If a repo can expand tool access without explicit review, you have created a supply chain surface that lives outside your dependency scanners.
3) Hooks turn assistance into execution
Hooks are where the safety boundary usually fails.
A hook that runs at a lifecycle boundary can turn a helpful agent into an execution engine. It can also trigger behavior that is invisible in application code review.
This is why the Check Point report calling out hooks, MCP servers, and environment variables matters. It is not about one tool. It is about how agent tooling is assembled.
Configuration that can execute must be governed like infrastructure.
4) Environment variables are a policy plane
Environment variables are the quietest control plane in most systems.
They can redirect endpoints, change auth flows, and alter tool behavior without touching application code. In agentic tooling, env vars also show up in risk models because they are one of the simplest ways to steer execution.
The takeaway is simple.
If an environment variable can change where tokens go, who tools talk to, or what an agent can access, it deserves review.
State is entering the repo
The repo becomes a supply chain not only for config, but also for state.
GitHub's Copilot Memory changelog states:
"Copilot Memory is now enabled by default for all GitHub Copilot Pro and Copilot Pro+ users."
and:
"To keep things fresh, memories automatically expire after 28 days."
The point is not that memory is unsafe. The point is that repo-shaped state is becoming normal.
Once state persists across sessions, config is no longer the only thing that can change agent behavior.
What changes in how you should review repos
If agent tooling is configured by repo files, you should review those files the way you review CI and IaC.
Not because they are special.
Because they change what runs.
In practice, that means:
- treat agent policy files as protected paths
- require CODEOWNERS review
- constrain tool connectors behind an org allowlist, so repo config becomes a request rather than an authority
- maintain an evidence plane, so actions are attributable and reconstructable
A CI lint job for agent policy diffs can be as simple as detecting that agent policy files changed and turning on a review gate. The exact mechanism varies by org, but the architectural intent is consistent.
name: agent-policy-gate
on: [pull_request]
jobs:
gate:
runs-on: ubuntu-latest
steps:
- uses: actions/checkout@v4
with:
fetch-depth: 0
- name: Detect agent policy changes
run: |
changed=$(git diff --name-only origin/${{ github.base_ref }}...HEAD)
echo "$changed" | grep -E '^(\.mcp\.json|\.claude/)' || exit 0
echo "Agent policy files changed. Require CODEOWNERS review and tool allowlist check."
Also, treat trust as explicit.

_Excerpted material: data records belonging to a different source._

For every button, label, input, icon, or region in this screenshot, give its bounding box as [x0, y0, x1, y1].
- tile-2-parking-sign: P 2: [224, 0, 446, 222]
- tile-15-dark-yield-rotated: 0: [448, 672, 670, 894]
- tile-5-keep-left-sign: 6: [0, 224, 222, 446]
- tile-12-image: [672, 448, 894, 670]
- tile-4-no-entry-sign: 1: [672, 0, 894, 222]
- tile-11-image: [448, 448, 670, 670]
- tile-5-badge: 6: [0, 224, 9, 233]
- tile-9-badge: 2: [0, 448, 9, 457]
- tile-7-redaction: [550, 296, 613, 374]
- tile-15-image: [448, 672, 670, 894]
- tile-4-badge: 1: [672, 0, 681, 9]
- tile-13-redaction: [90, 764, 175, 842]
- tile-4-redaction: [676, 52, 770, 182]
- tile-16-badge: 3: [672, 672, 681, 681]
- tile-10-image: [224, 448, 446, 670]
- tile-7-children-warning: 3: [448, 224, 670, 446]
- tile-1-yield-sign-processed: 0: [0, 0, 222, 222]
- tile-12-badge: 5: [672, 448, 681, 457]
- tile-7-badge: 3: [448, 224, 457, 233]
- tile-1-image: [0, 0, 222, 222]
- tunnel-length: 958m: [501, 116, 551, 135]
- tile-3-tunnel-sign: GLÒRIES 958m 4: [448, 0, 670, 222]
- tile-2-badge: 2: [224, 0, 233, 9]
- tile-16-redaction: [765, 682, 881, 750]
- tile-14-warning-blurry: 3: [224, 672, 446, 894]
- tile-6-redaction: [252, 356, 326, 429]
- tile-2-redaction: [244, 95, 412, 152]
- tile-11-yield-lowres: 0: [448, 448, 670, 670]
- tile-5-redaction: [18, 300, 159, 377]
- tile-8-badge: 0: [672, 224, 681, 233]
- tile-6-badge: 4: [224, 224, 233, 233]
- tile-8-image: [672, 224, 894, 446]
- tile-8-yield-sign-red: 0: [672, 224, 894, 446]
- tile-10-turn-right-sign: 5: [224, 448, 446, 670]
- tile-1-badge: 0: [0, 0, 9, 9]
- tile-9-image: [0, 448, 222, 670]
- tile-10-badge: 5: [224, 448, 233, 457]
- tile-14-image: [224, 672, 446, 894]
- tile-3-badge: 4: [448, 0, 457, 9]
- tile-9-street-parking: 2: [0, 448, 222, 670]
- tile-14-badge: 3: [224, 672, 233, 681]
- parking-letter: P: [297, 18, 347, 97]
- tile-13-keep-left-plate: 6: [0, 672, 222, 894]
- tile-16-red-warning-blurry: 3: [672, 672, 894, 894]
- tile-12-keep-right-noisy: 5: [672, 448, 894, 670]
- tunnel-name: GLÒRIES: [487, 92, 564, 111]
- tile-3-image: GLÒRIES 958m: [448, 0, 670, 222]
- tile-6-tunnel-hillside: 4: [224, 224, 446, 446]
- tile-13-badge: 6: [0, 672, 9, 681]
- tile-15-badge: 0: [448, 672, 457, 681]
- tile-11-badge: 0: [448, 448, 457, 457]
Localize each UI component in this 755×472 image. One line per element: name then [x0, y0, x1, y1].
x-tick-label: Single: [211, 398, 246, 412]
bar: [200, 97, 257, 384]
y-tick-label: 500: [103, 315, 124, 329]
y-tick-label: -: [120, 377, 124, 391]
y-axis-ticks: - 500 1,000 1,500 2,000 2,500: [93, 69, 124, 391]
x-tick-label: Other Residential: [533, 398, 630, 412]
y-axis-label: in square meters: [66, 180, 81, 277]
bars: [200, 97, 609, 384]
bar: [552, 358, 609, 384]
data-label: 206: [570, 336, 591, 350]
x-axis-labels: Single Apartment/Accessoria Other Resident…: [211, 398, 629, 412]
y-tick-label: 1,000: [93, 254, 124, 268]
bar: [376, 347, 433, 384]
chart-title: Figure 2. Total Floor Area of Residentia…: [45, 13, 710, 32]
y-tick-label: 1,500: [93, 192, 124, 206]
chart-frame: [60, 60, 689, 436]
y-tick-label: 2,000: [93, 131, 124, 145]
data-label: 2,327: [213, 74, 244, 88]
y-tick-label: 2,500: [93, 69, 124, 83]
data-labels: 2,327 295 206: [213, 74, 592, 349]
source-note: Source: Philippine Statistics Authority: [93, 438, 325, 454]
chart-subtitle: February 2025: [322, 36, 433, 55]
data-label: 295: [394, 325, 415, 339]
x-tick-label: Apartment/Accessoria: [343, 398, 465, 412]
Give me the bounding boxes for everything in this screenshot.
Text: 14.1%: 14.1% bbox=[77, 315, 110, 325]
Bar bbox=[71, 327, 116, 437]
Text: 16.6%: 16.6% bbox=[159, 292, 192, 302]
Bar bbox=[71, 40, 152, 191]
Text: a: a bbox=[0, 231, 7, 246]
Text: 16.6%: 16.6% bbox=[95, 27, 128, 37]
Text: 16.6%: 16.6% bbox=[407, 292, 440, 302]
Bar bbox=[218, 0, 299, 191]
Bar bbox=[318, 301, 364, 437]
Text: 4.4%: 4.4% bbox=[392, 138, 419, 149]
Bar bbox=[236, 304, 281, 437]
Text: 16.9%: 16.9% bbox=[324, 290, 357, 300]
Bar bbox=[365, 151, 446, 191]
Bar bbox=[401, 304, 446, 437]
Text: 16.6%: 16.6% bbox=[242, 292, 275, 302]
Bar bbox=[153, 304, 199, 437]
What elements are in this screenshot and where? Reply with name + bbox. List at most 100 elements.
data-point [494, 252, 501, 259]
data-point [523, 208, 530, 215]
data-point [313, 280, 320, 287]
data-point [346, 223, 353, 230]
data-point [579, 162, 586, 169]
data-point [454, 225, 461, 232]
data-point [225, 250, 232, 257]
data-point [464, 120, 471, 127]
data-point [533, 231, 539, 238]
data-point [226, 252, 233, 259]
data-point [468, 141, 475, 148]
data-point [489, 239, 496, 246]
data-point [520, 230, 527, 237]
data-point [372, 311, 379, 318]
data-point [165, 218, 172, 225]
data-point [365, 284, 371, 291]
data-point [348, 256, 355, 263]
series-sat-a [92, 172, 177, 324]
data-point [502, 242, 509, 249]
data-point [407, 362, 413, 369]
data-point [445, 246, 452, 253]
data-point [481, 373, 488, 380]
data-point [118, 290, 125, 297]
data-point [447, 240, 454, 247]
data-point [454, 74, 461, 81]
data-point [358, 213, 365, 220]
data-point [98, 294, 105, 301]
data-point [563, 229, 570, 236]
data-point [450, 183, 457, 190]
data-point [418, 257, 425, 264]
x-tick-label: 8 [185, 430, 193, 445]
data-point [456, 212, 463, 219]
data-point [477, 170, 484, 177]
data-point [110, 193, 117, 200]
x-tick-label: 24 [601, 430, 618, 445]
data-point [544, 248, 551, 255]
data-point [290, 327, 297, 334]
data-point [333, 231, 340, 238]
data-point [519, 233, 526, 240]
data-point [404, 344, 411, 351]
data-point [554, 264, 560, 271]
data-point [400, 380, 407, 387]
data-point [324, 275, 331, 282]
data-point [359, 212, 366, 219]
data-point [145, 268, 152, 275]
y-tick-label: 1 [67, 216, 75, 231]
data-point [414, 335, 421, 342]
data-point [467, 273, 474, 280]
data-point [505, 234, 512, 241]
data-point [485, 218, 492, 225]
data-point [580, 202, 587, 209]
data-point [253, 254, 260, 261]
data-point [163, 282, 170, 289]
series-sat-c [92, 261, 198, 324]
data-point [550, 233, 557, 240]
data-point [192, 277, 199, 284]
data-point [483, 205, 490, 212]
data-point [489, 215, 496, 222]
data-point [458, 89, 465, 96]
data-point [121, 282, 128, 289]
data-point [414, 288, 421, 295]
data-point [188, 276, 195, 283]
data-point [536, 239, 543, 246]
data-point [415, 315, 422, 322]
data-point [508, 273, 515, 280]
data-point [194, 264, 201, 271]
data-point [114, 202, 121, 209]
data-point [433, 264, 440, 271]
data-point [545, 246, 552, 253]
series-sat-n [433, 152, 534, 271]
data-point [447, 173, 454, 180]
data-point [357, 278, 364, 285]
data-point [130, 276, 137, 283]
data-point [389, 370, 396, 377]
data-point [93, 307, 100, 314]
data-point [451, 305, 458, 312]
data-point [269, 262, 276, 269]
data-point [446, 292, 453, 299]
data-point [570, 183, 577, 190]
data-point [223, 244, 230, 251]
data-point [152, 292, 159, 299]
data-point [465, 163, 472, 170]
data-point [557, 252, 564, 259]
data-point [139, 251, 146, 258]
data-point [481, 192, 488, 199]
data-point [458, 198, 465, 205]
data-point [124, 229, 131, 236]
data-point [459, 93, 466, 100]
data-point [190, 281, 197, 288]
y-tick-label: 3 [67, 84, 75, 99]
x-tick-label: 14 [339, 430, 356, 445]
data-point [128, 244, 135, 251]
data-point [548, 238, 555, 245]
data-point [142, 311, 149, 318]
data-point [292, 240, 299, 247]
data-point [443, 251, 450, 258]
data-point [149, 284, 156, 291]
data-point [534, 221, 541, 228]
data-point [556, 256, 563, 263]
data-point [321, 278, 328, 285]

Opening an untrusted repo should default the agent to read-only with tools denied until a repo is marked trusted.
repo_url=$(git remote get-url origin 2>/dev/null || echo "")
trust_file="$HOME/.agent/trusted-repos.txt"
if ! grep -Fqx "$repo_url" "$trust_file" 2>/dev/null; then
export AGENT_READ_ONLY=1
export AGENT_TOOLS=deny
echo "Untrusted repo. Running agent read-only with tools denied."
echo "To trust: add the repo URL to $trust_file after review."
fi
These are not recipes. They are examples of a design decision.
The agent should not be able to expand its own privileges through repo configuration.
What this does not solve
This posture does not make agents correct.
It does not prevent every prompt injection. It does not remove the need for human accountability. It does not eliminate the risk of social engineering.
What it does is reduce the number of silent failures.
It makes the policy surface reviewable, and it makes privilege expansion hard to do accidentally.
The most dangerous file in your repo is not the code. It is the config your agent executes without review.